早くまともなものが食べたいなと思いつつ、改めて荷物を確認した。幸いなことに無くなっている物はなく、何故あそこに全てを置いていたのか謎でしかなかった。


 尋問で一つ一つ何なのかを聞くために置いていたのだろうと、取り敢えずそのように結論付けることにして出発の準備をする。よく解らぬものを外に持ち出すことをためらったのだろうと、今度会ったら取っ捕まえて聞いちゃる!と一旦心の奥にしまいこむ。


 程なくして小屋を去り、警戒しながら歩き続けると、20分ほどで街道と思われる太い道に出たが、兵士の気配がしたら隠れようと警戒しつつ歩いていく。森の中を進むのは良いが、迷って人里が遠のくのがオチだろうからと、危険を冒してでも街道を目指していた。そして街道に出た今、やはり街道を歩くべきだと判断したのだ。朝の早い時間のためかまだ人影は見当たらない。


 しかし数分後、後ろから馬車が近づいてくる気配がした。急いで茂みに身を隠し、様子をうかがう。


「追手じゃないよな?」


 健斗は呟きつつ、やけに早い時間に移動するんだなと息を潜めて見守った。それは貴族の馬車のようで華美な装飾がなされており、馬に跨がった兵士が10人前後護衛についているようだった。この人数が多いのか少ないのか判断できないが、こちらの気配に気が付かずに素通りしてくれと祈るしかなかった。


 馬車の一行が通り過ぎてからもしばらく様子を見るべく身を潜めていたが、完全にやり過ごしたと確信してから再び歩き始めた。

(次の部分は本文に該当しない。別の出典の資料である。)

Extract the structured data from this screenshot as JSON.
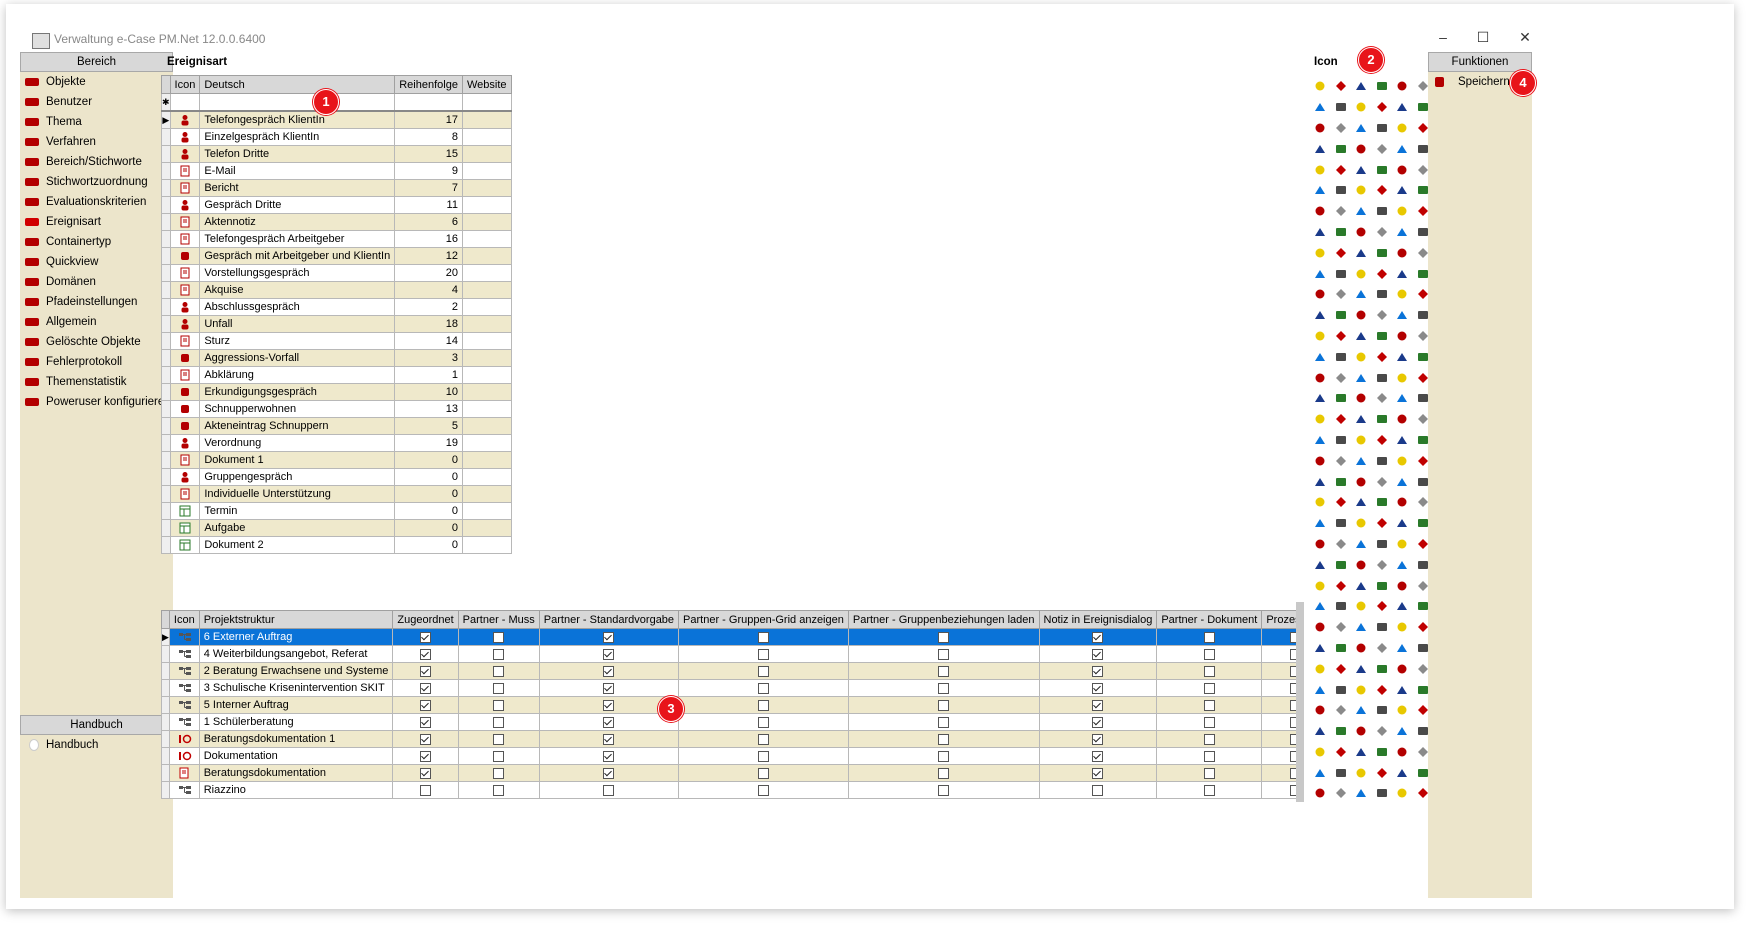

 20分ほど歩いただろうか、少し離れた場所から争いと思われる気配を感じた。怒声や罵声、金属の当たるガキンという音が微かにしてきた。


 止せば良いのに、危険が待っているはずなのにも関わらず、これは絶対メインヒロインを助けるイベントだ!とあまり危機感を持たずに音がする方へ向かう。


 すると、そこには馬車が倒れ、ほとんどの護衛と思われる兵士たちが血を流して倒れている阿鼻叫喚な光景が広がっていた。馬車は盗賊に取り囲まれ、中の者を狙っているようだった。そして何より血の臭いが鼻を突く。

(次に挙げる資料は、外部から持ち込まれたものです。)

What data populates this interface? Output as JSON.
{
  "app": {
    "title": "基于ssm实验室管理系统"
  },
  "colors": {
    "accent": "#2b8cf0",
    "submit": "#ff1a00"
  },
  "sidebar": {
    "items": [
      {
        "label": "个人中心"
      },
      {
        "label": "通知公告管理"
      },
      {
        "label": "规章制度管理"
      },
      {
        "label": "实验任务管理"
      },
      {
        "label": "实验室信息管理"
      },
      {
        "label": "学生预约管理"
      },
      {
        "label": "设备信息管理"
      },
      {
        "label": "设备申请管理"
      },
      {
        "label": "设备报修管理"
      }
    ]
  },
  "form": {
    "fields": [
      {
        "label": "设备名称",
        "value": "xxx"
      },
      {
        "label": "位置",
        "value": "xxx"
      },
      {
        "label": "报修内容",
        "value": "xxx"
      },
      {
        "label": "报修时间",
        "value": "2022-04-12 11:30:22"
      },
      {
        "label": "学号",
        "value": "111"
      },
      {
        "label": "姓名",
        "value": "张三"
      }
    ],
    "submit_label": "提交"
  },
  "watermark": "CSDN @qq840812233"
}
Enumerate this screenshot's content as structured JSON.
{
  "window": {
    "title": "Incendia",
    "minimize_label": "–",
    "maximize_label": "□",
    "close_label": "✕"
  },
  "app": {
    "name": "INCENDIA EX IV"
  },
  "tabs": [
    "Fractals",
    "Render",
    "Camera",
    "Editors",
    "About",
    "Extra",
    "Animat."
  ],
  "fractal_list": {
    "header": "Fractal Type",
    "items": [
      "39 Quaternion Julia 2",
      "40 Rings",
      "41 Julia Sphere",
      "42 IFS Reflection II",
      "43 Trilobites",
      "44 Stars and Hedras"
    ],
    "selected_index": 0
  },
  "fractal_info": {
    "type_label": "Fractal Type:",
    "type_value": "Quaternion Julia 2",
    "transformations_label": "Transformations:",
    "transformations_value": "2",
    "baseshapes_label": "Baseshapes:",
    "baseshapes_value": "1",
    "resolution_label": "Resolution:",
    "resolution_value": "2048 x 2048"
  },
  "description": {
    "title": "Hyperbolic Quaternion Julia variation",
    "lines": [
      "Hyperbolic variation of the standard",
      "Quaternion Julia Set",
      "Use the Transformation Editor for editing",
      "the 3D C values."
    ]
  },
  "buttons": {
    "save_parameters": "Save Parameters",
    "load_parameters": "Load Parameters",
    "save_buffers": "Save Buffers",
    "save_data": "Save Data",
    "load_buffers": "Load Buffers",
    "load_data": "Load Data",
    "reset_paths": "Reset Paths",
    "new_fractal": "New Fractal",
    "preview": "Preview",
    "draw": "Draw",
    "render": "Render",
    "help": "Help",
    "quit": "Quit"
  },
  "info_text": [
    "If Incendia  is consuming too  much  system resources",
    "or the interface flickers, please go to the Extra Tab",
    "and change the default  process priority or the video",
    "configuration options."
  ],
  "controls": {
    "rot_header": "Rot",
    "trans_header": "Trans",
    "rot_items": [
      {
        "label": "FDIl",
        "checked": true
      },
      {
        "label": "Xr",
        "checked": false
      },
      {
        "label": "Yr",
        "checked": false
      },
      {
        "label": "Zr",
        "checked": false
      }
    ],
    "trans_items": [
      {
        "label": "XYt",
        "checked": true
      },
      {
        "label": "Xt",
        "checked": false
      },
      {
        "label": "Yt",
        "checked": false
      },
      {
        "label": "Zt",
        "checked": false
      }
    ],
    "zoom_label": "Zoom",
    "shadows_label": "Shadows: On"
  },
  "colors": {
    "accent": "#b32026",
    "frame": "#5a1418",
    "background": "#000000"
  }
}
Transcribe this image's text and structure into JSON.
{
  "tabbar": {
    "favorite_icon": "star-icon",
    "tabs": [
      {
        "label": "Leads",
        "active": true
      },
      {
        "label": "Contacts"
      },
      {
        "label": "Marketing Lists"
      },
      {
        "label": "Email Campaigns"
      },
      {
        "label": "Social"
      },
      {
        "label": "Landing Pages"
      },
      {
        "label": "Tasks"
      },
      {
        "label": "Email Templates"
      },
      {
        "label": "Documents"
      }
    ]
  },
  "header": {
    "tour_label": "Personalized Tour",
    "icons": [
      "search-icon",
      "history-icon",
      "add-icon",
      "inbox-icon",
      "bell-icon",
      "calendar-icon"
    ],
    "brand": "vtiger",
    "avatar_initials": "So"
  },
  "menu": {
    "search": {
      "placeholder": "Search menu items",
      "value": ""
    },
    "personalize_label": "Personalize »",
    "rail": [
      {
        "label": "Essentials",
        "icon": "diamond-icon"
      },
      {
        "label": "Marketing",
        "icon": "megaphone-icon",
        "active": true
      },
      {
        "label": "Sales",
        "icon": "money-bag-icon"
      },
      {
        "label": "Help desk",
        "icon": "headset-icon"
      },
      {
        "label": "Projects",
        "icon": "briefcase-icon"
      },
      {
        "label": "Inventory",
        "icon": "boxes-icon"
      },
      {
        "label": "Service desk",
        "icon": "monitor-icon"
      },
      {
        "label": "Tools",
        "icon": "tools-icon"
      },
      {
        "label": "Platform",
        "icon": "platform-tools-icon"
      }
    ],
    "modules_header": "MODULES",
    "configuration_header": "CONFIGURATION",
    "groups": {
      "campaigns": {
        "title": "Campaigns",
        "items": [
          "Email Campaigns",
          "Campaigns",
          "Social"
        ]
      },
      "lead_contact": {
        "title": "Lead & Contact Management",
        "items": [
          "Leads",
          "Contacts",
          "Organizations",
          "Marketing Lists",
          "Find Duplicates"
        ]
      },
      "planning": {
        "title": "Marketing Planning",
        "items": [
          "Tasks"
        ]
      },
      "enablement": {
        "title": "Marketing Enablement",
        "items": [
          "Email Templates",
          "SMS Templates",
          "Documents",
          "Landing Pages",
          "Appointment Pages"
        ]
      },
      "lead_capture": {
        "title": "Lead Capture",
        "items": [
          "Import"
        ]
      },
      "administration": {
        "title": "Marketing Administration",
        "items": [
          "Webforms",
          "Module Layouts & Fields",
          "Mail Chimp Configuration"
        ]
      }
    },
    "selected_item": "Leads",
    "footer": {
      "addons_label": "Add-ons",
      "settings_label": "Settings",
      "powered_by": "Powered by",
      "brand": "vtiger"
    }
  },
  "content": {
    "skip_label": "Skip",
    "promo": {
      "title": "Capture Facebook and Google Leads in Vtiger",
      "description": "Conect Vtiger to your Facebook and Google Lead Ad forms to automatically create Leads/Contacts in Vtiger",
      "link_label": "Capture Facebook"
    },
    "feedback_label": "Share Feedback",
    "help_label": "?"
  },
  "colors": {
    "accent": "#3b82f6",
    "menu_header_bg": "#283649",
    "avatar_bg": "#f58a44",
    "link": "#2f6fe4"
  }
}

 街道を外れ、争いの中に踏み入れようとした健斗は、ラケットを手に取り、

賊たちの姿が見えるとすぐに行動に移った。


「ふははははは!これはあれだよな!メインヒロインを助け、英雄となるお約束イベントだよな!そうだよ!やっと作者が軌道修正したんだよ!」


 もちろん助けたらこちらも助けてもらえるという打算もあったが、助けに向かったのは単なる厨二病的発想だ。また、精神的にも参っており、そのような思考に陥るのは無理もない。

 

 そんな中、ボールを打ち出して1人ずつ敵を倒していくのは殺すことになるだろうと、魔物でないならばボールを打たず、代わりにラケットを振るうことにした。

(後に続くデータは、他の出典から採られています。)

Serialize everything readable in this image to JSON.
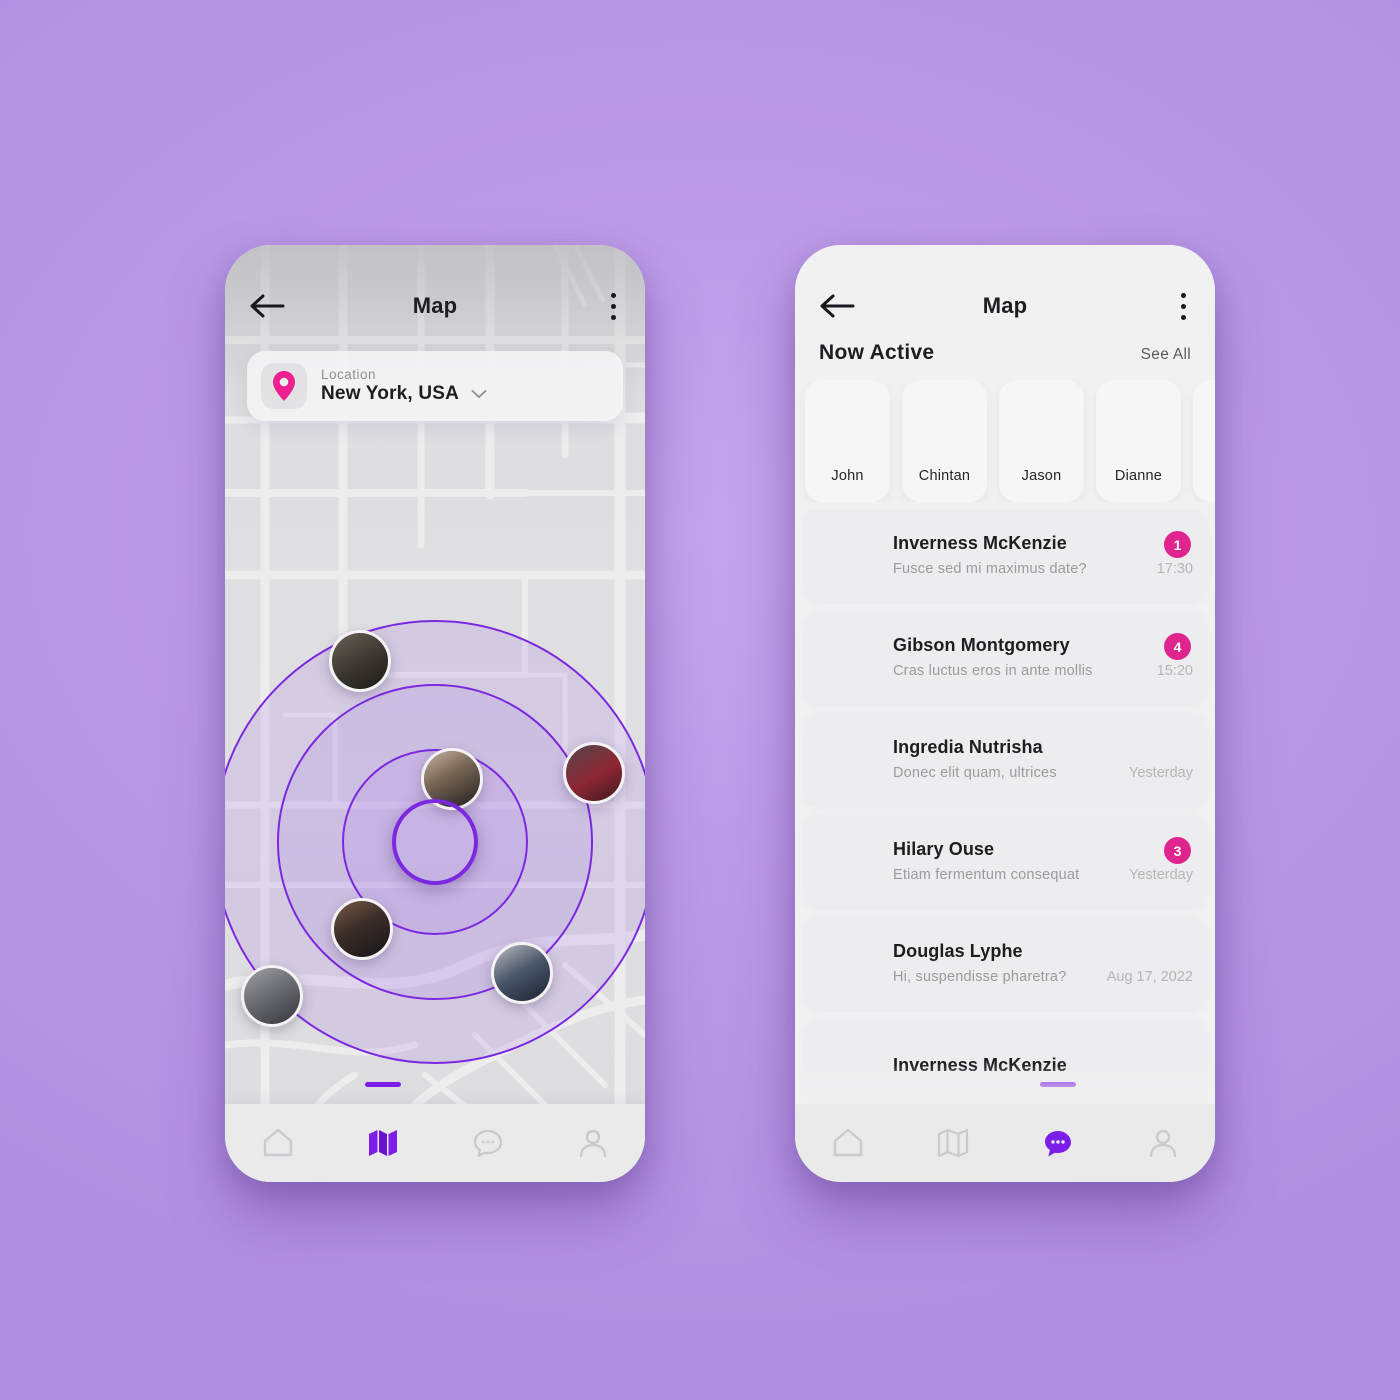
{
  "background_color": "#bb9ae8",
  "accent_purple": "#7c1ee8",
  "accent_pink": "#e0248e",
  "left_phone": {
    "header": {
      "title": "Map",
      "back_icon": "arrow-left-icon",
      "menu_icon": "kebab-menu-icon"
    },
    "location_card": {
      "icon": "map-pin-icon",
      "label": "Location",
      "value": "New York, USA",
      "chevron_icon": "chevron-down-icon"
    },
    "radar": {
      "center_user": "me",
      "nearby_users": [
        {
          "name": "nearby-user-1",
          "photo": "ph-m1"
        },
        {
          "name": "nearby-user-2",
          "photo": "ph-m2"
        },
        {
          "name": "nearby-user-3",
          "photo": "ph-m3"
        },
        {
          "name": "nearby-user-4",
          "photo": "ph-m4"
        },
        {
          "name": "nearby-user-5",
          "photo": "ph-m5"
        },
        {
          "name": "nearby-user-6",
          "photo": "ph-m6"
        }
      ]
    },
    "nav": {
      "active": "map",
      "items": [
        {
          "id": "home",
          "icon": "home-icon",
          "active": false
        },
        {
          "id": "map",
          "icon": "map-icon",
          "active": true
        },
        {
          "id": "chat",
          "icon": "chat-bubble-icon",
          "active": false
        },
        {
          "id": "profile",
          "icon": "person-icon",
          "active": false
        }
      ]
    }
  },
  "right_phone": {
    "header": {
      "title": "Map",
      "back_icon": "arrow-left-icon",
      "menu_icon": "kebab-menu-icon"
    },
    "now_active": {
      "title": "Now Active",
      "see_all": "See All",
      "users": [
        {
          "name": "John",
          "photo": "ph-john"
        },
        {
          "name": "Chintan",
          "photo": "ph-chintan"
        },
        {
          "name": "Jason",
          "photo": "ph-jason"
        },
        {
          "name": "Dianne",
          "photo": "ph-dianne"
        },
        {
          "name": "",
          "photo": "ph-p5"
        }
      ]
    },
    "chats": [
      {
        "name": "Inverness McKenzie",
        "message": "Fusce sed mi maximus date?",
        "time": "17:30",
        "badge": "1",
        "photo": "ph-inverness"
      },
      {
        "name": "Gibson Montgomery",
        "message": "Cras luctus eros in ante mollis",
        "time": "15:20",
        "badge": "4",
        "photo": "ph-gibson"
      },
      {
        "name": "Ingredia Nutrisha",
        "message": "Donec elit quam, ultrices",
        "time": "Yesterday",
        "badge": "",
        "photo": "ph-ingredia"
      },
      {
        "name": "Hilary Ouse",
        "message": "Etiam fermentum consequat",
        "time": "Yesterday",
        "badge": "3",
        "photo": "ph-hilary"
      },
      {
        "name": "Douglas Lyphe",
        "message": "Hi, suspendisse pharetra?",
        "time": "Aug 17, 2022",
        "badge": "",
        "photo": "ph-douglas"
      },
      {
        "name": "Inverness McKenzie",
        "message": "",
        "time": "",
        "badge": "",
        "photo": "ph-inverness2"
      }
    ],
    "nav": {
      "active": "chat",
      "items": [
        {
          "id": "home",
          "icon": "home-icon",
          "active": false
        },
        {
          "id": "map",
          "icon": "map-icon",
          "active": false
        },
        {
          "id": "chat",
          "icon": "chat-bubble-icon",
          "active": true
        },
        {
          "id": "profile",
          "icon": "person-icon",
          "active": false
        }
      ]
    }
  }
}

 そして襲撃されている現場に辿り着いた健斗が見たのは、兵士の殆どが地に伏せ、血がどくどくと流れ出る凄惨な光景だった。これは人と人との戦い、いや一方的な虐殺だ。

 一番近くにいた賊は、自ら手に掛けた兵士を執拗に何度も刺し、悦に浸りながら蹴りを入れており、その虫唾の走る光景に健斗は一瞬怯んだが、吐き気をこらえながらも冷静さを保とうと努めた。


 健斗はその胸糞悪い賊に近づくと、ラケットを大きく振りかぶって強く振り下ろした。賊は気づく間もなく吹き飛び、木に叩きつけられて気絶した。そして健斗は次々と賊を制圧していった。ある者は腹を殴られてくの字に曲がり気絶し、またある者は骨を折られ泡を吹いて気絶したが、健斗は誰も殺してはいなかった。


 数人が吹き飛ぶ様を見て、賊たちはようやく自分たちが襲われているのだと気が付いて騒ぎ出した。

 しかし、健斗は一撃すら食らうことなく、一方的に賊の全てを蹴散らし、短時間で制圧していった。